I stopped watching the Cowboys for a long time, now I just remind myself of how hot headed I used to get, it reminds me of how loud my house was during a game (we had to fight for the bathroom during commercials) always had a fire going, enough snacks to feed an army, (and we were not allowed to talk during a game, that was a big no no) now I am thankful to be sitting and watching this game with my 88 year old grandmother, while raising our blood pressure and wishing we were there. My grandfather is not with us anymore, but those memories, my stadium seats on my back porch are a constant reminder of them both, with a place in my heart for this football team, even if the players are different, the coaches, our love for them is what we all share. I couldn’t stand the Eagles, in fact I seldom use the word hate but if I did with anyone, it was Buddy Ryan (even as a little girl I wanted to kick him in the shin) even today, losing to them still hurts me all over.

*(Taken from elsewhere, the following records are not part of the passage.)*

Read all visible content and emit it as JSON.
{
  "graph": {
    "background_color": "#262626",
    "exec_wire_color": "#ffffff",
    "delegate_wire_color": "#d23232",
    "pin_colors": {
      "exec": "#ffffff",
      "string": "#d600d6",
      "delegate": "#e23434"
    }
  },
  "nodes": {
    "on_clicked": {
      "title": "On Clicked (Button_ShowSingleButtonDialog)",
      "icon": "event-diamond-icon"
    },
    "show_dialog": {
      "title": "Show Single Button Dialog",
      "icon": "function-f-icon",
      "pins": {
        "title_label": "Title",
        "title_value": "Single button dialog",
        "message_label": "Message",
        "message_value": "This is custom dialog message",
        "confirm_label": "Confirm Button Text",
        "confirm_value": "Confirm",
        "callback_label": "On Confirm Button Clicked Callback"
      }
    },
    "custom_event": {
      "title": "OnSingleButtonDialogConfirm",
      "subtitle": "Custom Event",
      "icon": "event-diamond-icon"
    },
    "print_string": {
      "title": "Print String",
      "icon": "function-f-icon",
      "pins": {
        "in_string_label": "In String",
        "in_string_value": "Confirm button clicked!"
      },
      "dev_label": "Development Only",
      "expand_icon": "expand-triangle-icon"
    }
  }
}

I bought my grandmother a Tony Dorsett autographed football last Christmas and she squealed (no lie) she didn’t even have to see the card to know who signed it, she knew. I have a friend who is a Hall of Famer that offered to give me a football autographed for her, I think I hurt his feelings when I told him “no thank you, it wouldn’t be the same” there was something about that time, that team. I got to meet Mr. Drew Pearson about a year ago, take my picture with him and it made my grandmother’s life, and it was an honor to meet him. She has gotten older but her heart is still young and I love seeing that light in her eyes when she talks about Thanksgiving Day and the Dallas Cowboys with the Washington Redskins (I wish they would go back to that tradition.) I would give anything to go back to that time, that place and even the smell of Texas Stadium on a Thanksgiving Day to live those memories with my grandparents that I cherish so very much.
One last thing, I really miss watching them dance to celebrate in the end zone, so one question why can’t they let those boys dance, it makes my grandmother smile and that IS the best part? I keep thinking if I have that same love for a football team I had as an 8 year old, then my 88 year old grandmother is still the same woman she was watching her boys play some ball on this Thanksgiving Day back then. Being born, bred in this town where the Dallas Cowboys were originated, I didn’t want to adapt to the change, and I pouted the whole way, but today I am reminded win or lose there really is no place like home.
Happy Thanksgiving to all of you and yours!